I learned so much as we three sistas bonded. One of the things I learned is that my cervix is abnormally tilted. What a fascinating tidbit! How did I make it through 40+ years of life without knowing this about myself? I filed it away for future reference, an interesting topic to bring up at my next cocktail party. (Something tells me all this alone time in the mountains is taking the sheen off my social finesse.)

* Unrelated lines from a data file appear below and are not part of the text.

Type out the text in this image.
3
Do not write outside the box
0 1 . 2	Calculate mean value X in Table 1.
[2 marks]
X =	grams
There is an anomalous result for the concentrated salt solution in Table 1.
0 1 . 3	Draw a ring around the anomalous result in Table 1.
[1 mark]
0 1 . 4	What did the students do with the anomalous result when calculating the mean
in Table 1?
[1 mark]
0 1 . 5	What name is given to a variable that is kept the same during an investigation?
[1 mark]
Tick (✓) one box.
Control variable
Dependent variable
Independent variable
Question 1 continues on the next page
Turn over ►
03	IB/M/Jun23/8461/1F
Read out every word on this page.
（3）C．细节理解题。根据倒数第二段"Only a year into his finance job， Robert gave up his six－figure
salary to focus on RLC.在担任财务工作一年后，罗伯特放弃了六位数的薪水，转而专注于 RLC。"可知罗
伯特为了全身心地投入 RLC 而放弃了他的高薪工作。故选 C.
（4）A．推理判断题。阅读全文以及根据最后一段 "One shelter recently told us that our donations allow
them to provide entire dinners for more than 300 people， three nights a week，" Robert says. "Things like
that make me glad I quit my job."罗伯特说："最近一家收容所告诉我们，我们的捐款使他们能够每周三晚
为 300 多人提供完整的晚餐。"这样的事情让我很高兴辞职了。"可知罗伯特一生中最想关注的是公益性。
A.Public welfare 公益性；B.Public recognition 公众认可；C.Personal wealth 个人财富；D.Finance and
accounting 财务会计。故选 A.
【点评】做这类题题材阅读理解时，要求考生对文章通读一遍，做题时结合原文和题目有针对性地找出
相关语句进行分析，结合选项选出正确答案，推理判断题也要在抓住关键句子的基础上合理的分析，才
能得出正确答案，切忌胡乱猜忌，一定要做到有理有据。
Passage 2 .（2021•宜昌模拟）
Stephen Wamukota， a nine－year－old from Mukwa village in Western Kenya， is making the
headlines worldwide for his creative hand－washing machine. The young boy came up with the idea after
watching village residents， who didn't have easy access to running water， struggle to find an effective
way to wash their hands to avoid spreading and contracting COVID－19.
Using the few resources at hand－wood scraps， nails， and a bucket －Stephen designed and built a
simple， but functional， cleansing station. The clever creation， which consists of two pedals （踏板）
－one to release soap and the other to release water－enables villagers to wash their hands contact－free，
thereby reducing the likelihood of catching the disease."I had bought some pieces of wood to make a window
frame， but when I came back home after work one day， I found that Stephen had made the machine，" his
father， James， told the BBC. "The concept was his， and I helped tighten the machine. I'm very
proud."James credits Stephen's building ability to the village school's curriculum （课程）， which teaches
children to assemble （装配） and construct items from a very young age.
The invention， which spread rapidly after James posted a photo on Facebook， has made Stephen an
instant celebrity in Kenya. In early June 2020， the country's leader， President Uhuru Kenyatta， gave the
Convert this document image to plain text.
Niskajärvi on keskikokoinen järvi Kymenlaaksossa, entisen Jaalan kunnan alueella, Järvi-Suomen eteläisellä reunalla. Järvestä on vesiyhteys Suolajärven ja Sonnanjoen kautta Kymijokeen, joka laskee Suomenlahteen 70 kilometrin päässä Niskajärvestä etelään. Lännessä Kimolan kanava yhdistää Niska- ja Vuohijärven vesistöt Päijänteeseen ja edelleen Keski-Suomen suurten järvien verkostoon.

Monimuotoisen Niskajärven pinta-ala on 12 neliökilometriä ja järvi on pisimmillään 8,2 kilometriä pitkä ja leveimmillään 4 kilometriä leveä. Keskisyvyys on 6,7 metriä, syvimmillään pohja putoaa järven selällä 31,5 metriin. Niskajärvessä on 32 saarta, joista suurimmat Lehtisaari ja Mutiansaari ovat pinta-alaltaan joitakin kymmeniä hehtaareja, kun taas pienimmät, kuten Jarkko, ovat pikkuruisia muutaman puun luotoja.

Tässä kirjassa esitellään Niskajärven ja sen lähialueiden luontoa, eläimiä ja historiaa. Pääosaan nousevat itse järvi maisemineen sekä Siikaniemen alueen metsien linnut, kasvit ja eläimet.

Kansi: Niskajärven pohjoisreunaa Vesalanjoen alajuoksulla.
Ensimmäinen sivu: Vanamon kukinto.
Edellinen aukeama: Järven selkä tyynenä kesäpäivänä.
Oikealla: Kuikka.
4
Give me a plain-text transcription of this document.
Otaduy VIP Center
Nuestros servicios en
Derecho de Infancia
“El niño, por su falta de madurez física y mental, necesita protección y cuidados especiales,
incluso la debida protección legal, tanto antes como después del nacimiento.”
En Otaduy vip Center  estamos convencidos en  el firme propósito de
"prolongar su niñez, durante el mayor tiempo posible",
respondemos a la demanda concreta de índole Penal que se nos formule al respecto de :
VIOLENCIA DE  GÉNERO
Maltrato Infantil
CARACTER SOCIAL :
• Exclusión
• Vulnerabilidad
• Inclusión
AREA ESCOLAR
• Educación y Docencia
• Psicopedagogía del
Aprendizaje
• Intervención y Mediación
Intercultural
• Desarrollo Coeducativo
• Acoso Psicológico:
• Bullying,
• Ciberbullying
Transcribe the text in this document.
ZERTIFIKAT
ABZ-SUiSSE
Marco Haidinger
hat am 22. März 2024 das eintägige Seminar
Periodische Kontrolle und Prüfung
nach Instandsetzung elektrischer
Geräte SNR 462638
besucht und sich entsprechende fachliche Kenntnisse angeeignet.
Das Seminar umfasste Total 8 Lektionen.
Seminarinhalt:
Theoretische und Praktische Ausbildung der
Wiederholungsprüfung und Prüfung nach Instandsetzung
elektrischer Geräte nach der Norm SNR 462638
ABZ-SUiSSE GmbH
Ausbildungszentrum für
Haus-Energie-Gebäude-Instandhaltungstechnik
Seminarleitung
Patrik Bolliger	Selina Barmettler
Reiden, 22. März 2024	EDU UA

The fact that my cervix is “wonky” (doctor’s word) makes it really difficult to find, which means the jaws of life had to dig around extra long, doing all sorts of contortions, to gain access to the coveted bit of cervical tissue. By the time we finally chopped off a piece of my cervix, we were ecstatic. We cheered like our team had just scored a touchdown. I kid you not, the assistant fist bumped me. I blushed and giggled, feeling like I’d accomplished something huge, won a contest or sold a book or made it through a party with only one glass of wine. I left the office with blood dripping from my battered cervix, wondering if my hoochie would ever be the same, but also elated. I had friends!
It was only in retrospect that it dawned on me–I mean really hit me–that the focal point of my latest feminine bonding session had not been glasses of wine or culinary delights or an Oscar nominated movie. No, it had been my hoo hoo. And maybe it hadn’t been as fun for the sistas who were staring up the business end of my hoochie as it was for me. Because come on, if the thing looks like an alien from the outside, WTF does it look like inside, being presided over, as it is, by a reticent, bleeding cervix?
Anyway, I was starting to deflate, thinking that maybe I need to get out more because when having a pap smear is the most fun you’ve had in months, you’re probably verging on pathetic. But then the phone rang, and it was my doctor (sista).
Kids, I’m scheduled for a mammogram in a few days. Can you imagine the fun I’ll have? I’m thinking of wearing my sparkly pink bra. And maybe a little glitter in my cleavage, to provide a conversation piece/ really make it pop.